Your Amazon account is a high-value target. It is a good idea to follow this advice now, rather than wait for official confirmation that there is a problem.

This guide to flushing your Amazon account credentials is for non-technical users in America. However, the same steps should work on other regional Amazon sites such as Amazon Japan, Amazon UK, Amazon Germany, and so on. More advanced users may need to take slightly different steps, but they probably don't need this guide. Read on:

  1. Decide on a new password for your Amazon account.
    • This password must not be used anywhere else except for your Amazon account. You should never use the same password for more than one account, because if you did use the same password across multiple websites, and your password is stolen from one website, it could be used to log in to other websites. This is called "credential stuffing" and is extremely common.
    • The new password must be strong, which means that it it should be long -- at a guess, more than 16 characters -- and should also be entirely random.
    • Keep the new password safe somewhere, for instance, by writing it down by hand. Better yet, use a password manager like 1Password to generate strong passwords and remember them for you.
    • If you can remember the password, it's not strong enough. The only password you should be memorizing is the one for your password manager.
  2. Go to the "Your Account" page.
  3. Click on "Login & Security." You will probably be prompted to enter your current password.
  4. Go down to where it says "Compromised account?" and click "Start." Go through the steps and make sure to force logout of all other devices.

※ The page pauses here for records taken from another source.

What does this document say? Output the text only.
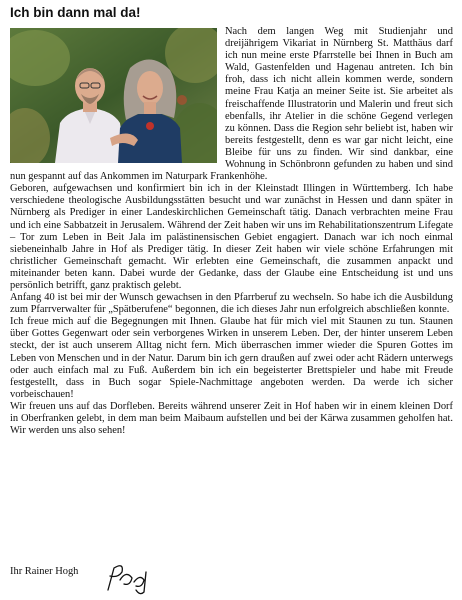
Ich bin dann mal da!

Nach dem langen Weg mit Studienjahr und dreijährigem Vikariat in Nürnberg St. Matthäus darf ich nun meine erste Pfarrstelle bei Ihnen in Buch am Wald, Gastenfelden und Hagenau antreten. Ich bin froh, dass ich nicht allein kommen werde, sondern meine Frau Katja an meiner Seite ist. Sie arbeitet als freischaffende Illustratorin und Malerin und freut sich ebenfalls, ihr Atelier in die schöne Gegend verlegen zu können. Dass die Region sehr beliebt ist, haben wir bereits festgestellt, denn es war gar nicht leicht, eine Bleibe für uns zu finden. Wir sind dankbar, eine Wohnung in Schönbronn gefunden zu haben und sind nun gespannt auf das Ankommen im Naturpark Frankenhöhe.

Geboren, aufgewachsen und konfirmiert bin ich in der Kleinstadt Illingen in Württemberg. Ich habe verschiedene theologische Ausbildungsstätten besucht und war zunächst in Hessen und dann später in Nürnberg als Prediger in einer Landeskirchlichen Gemeinschaft tätig. Danach verbrachten meine Frau und ich eine Sabbatzeit in Jerusalem. Während der Zeit haben wir uns im Rehabilitationszentrum Lifegate – Tor zum Leben in Beit Jala im palästinensischen Gebiet engagiert. Danach war ich noch einmal siebeneinhalb Jahre in Hof als Prediger tätig. In dieser Zeit haben wir viele schöne Erfahrungen mit christlicher Gemeinschaft gemacht. Wir erlebten eine Gemeinschaft, die zusammen anpackt und miteinander beten kann. Dabei wurde der Gedanke, dass der Glaube eine Entscheidung ist und uns persönlich betrifft, ganz praktisch gelebt.

Anfang 40 ist bei mir der Wunsch gewachsen in den Pfarrberuf zu wechseln. So habe ich die Ausbildung zum Pfarrverwalter für „Spätberufene“ begonnen, die ich dieses Jahr nun erfolgreich abschließen konnte.

Ich freue mich auf die Begegnungen mit Ihnen. Glaube hat für mich viel mit Staunen zu tun. Staunen über Gottes Gegenwart oder sein verborgenes Wirken in unserem Leben. Der, der hinter unserem Leben steckt, der ist auch unserem Alltag nicht fern. Mich überraschen immer wieder die Spuren Gottes im Leben von Menschen und in der Natur. Darum bin ich gern draußen auf zwei oder acht Rädern unterwegs oder auch einfach mal zu Fuß. Außerdem bin ich ein begeisterter Brettspieler und habe mit Freude festgestellt, dass in Buch sogar Spiele-Nachmittage angeboten werden. Da werde ich sicher vorbeischauen!

Wir freuen uns auf das Dorfleben. Bereits während unserer Zeit in Hof haben wir in einem kleinen Dorf in Oberfranken gelebt, in dem man beim Maibaum aufstellen und bei der Kärwa zusammen geholfen hat. Wir werden uns also sehen!

Ihr Rainer Hogh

Reset your password.
  5. After you're finished with this, go back to "Login & Security" and look for the "2-step verification" section.
    • If you are using a phone number for 2-step verification, you can leave the settings as they are.
    • If you are using an Authenticator App to handle 2-step verification, you will need to disable 2-step verification, making sure to delete your current methods when prompted, then re-enable 2-step verification.
    • If you're using a hardware token, you are probably already well-informed enough that you don't need this guide anyway.
    • On the other hand, if you don't have 2-step verification enabled at all, you need to enable it. You should always enable 2-step verification (or "two-factor authentication (2FA)," as it's usually called outside of Amazon) on every site you use that supports it.
  6. Since you forced a logout in step 3, you're going to have to log back in to your Kindles, your Kindle apps, your Echo devices, etc. using your new password.
  7. If you have multiple Amazon accounts in different countries, you will need to repeat this process for each of them.
    • You should use a different password for each Amazon account.
    • Until the scope of the problem is clear, you should also consider flushing your credentials on any AWS root or IAM accounts you may have; however, the process for managing those accounts is different from what is described here. If you don't know what this means, you don't need to worry about it.

This post was edited on 2023-04-27 to clarify that these instructions should also work on non-American Amazon sites.

This post was edited on 2023-05-04 to add an Italian translation.